Among the hundreds of recent articles about the impending end of the Heisei Era was one Asahi Shimbun opinion piece by Yukiya Chikashige, who has covered the Imperial family for the past 30 years. He wrote that women’s weekly magazines invented the modern image of the Emperor and Empress starting in 1958, when the publication he works for, Josei Jishin, was launched during the “Michiko boom.”Our family happened to be spending a week in an old Quaker missionary's cabin at Karuizawa during the summer of 1957 when Akihito and Michiko first met on tennis courts there. The fact that she was a commoner was a big deal at the time.
It would be a year before Michiko Shoda became the first commoner to marry a future emperor and, initially, says Chikashige, Josei Jishin didn’t devote many column inches to her. However, sales of the fledgling magazine were poor, so the editors decided to devote substantial resources to the Empress. Circulation subsequently increased and other women’s weeklies followed suit.

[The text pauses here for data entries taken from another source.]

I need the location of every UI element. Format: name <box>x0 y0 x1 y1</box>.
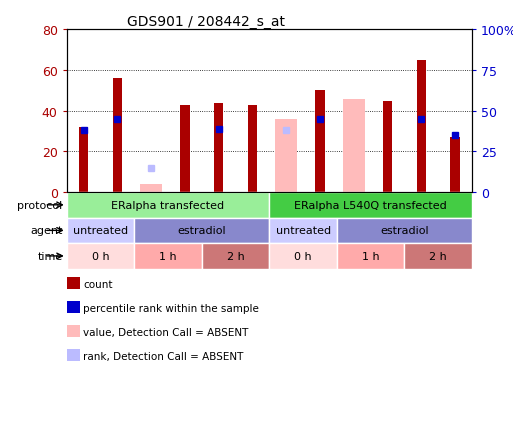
Bar <box>269 243 337 269</box>
Text: 0 h: 0 h <box>92 251 109 261</box>
Bar <box>79 128 88 193</box>
Text: count: count <box>83 279 113 289</box>
Bar <box>404 243 472 269</box>
Text: percentile rank within the sample: percentile rank within the sample <box>83 303 259 313</box>
Text: 2 h: 2 h <box>429 251 447 261</box>
Bar <box>180 105 189 193</box>
Text: time: time <box>37 251 63 261</box>
Text: 1 h: 1 h <box>362 251 380 261</box>
Bar <box>450 138 460 193</box>
Text: estradiol: estradiol <box>177 226 226 236</box>
Text: GDS901 / 208442_s_at: GDS901 / 208442_s_at <box>127 15 285 30</box>
Bar <box>113 79 122 193</box>
Bar <box>315 91 325 193</box>
Bar <box>214 103 223 193</box>
Bar <box>67 243 134 269</box>
Text: 0 h: 0 h <box>294 251 312 261</box>
Text: ERalpha L540Q transfected: ERalpha L540Q transfected <box>294 201 447 210</box>
Bar <box>269 218 337 243</box>
Bar <box>140 184 162 193</box>
Bar <box>134 218 269 243</box>
Bar <box>269 193 472 218</box>
Bar <box>383 102 392 193</box>
Text: estradiol: estradiol <box>380 226 429 236</box>
Bar <box>134 243 202 269</box>
Bar <box>67 218 134 243</box>
Text: value, Detection Call = ABSENT: value, Detection Call = ABSENT <box>83 327 248 337</box>
Text: untreated: untreated <box>73 226 128 236</box>
Bar <box>343 99 365 193</box>
Bar <box>337 218 472 243</box>
Text: 2 h: 2 h <box>227 251 244 261</box>
Bar <box>337 243 404 269</box>
Text: rank, Detection Call = ABSENT: rank, Detection Call = ABSENT <box>83 351 244 361</box>
Text: untreated: untreated <box>275 226 331 236</box>
Bar <box>417 61 426 193</box>
Text: ERalpha transfected: ERalpha transfected <box>111 201 225 210</box>
Bar <box>248 105 257 193</box>
Bar <box>202 243 269 269</box>
Text: agent: agent <box>30 226 63 236</box>
Text: protocol: protocol <box>17 201 63 210</box>
Text: 1 h: 1 h <box>159 251 177 261</box>
Bar <box>275 120 297 193</box>
Bar <box>67 193 269 218</box>
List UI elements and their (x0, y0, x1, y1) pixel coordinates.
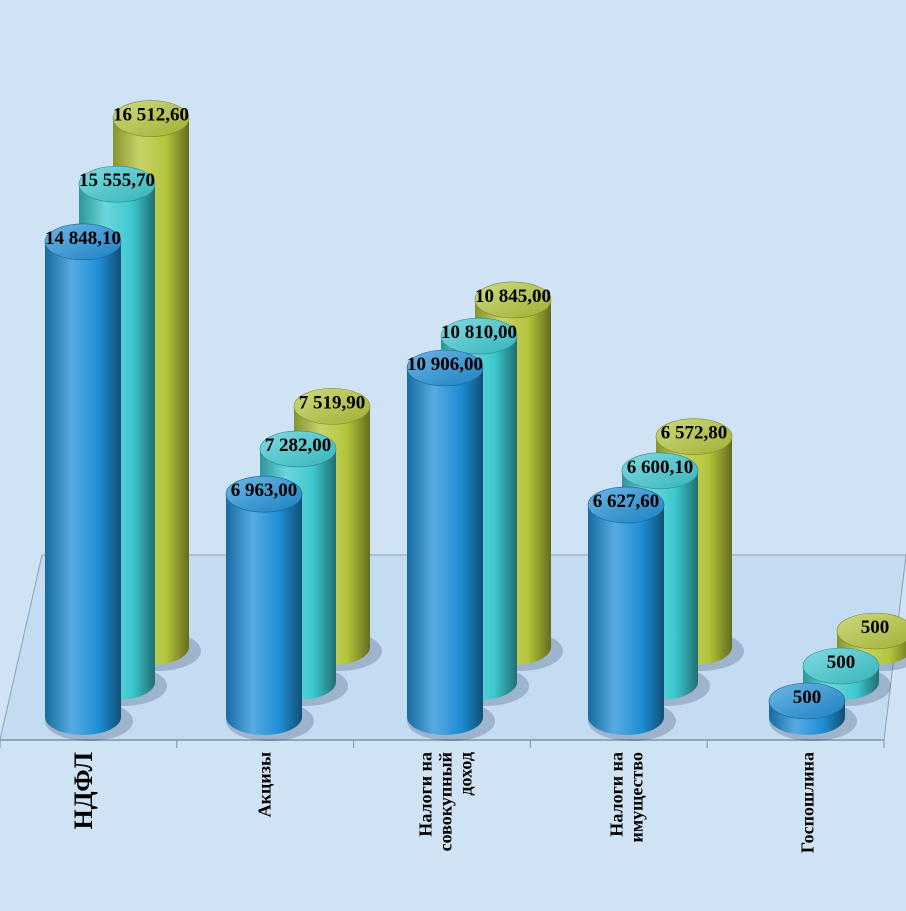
value-label-3-2: 6 572,80 (661, 423, 728, 444)
category-label-line: Налоги на (606, 752, 626, 837)
bar-4-0 (768, 682, 857, 741)
category-label-line: совокупный (435, 752, 455, 851)
bar-0-0 (44, 223, 133, 741)
bar-2-0 (406, 349, 495, 741)
category-label-line: доход (455, 752, 475, 796)
value-label-2-1: 10 810,00 (441, 322, 517, 343)
category-label-line: имущество (626, 752, 646, 842)
value-label-4-0: 500 (793, 687, 822, 708)
value-label-0-2: 16 512,60 (113, 105, 189, 126)
value-label-4-2: 500 (861, 617, 890, 638)
category-label-1: Акцизы (254, 752, 274, 817)
value-label-3-0: 6 627,60 (593, 491, 660, 512)
category-labels: НДФЛ Акцизы Налоги на совокупный доход Налоги… (69, 752, 817, 853)
category-label-line: Налоги на (415, 752, 435, 837)
value-label-2-0: 10 906,00 (407, 354, 483, 375)
value-label-1-1: 7 282,00 (265, 435, 332, 456)
value-label-1-2: 7 519,90 (299, 392, 366, 413)
value-label-1-0: 6 963,00 (231, 480, 298, 501)
value-label-3-1: 6 600,10 (627, 457, 694, 478)
category-label-4: Госпошлина (797, 752, 817, 853)
value-labels: 14 848,10 6 963,00 10 906,00 6 627,60 500 15 … (45, 105, 889, 708)
category-label-line: НДФЛ (69, 752, 98, 830)
value-label-0-0: 14 848,10 (45, 228, 121, 249)
bar-1-0 (225, 475, 314, 741)
category-label-3: Налоги на имущество (606, 752, 646, 842)
category-label-line: Акцизы (254, 752, 274, 817)
category-label-line: Госпошлина (797, 752, 817, 853)
category-label-2: Налоги на совокупный доход (415, 752, 475, 851)
category-label-0: НДФЛ (69, 752, 98, 830)
bar-3-0 (587, 486, 676, 741)
bars (44, 100, 906, 741)
value-label-4-1: 500 (827, 652, 856, 673)
value-label-2-2: 10 845,00 (475, 286, 551, 307)
value-label-0-1: 15 555,70 (79, 170, 155, 191)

What was different about the weeklies’ coverage was their focus on the private lives of the Empress and the Imperial family, purposely avoiding matters such as religion and the ideology of the Imperial system. They concentrated on how the Empress raised her children and spent her leisure time. The consequence of this kind of coverage was to make Empress Michiko and Emperor Akihito representative of the ideal postwar lifestyle, which was much more Western than what the average Japanese person was familiar with. Previously, the Imperial family was an object of reverence and mystery. It was now an aspirational archetype.
...
He and the Empress made a point of traveling to as many World War II battle sites as they could in order to pray for the souls of those killed, and not just Japanese souls. NHK pointed out that the Emperor was doing this of his own accord and the government was not entirely comfortable with it, but the broadcaster avoided saying what was implicit in the Emperor’s actions — that it was Japan who was responsible for all the lost lives he was honoring.
...
When the Showa Emperor made personal appearances, he simply stood in front of a crowd. Emperor Akihito, both as Crown Prince and Emperor, met with individuals and talked to them on their level, and the media loved it.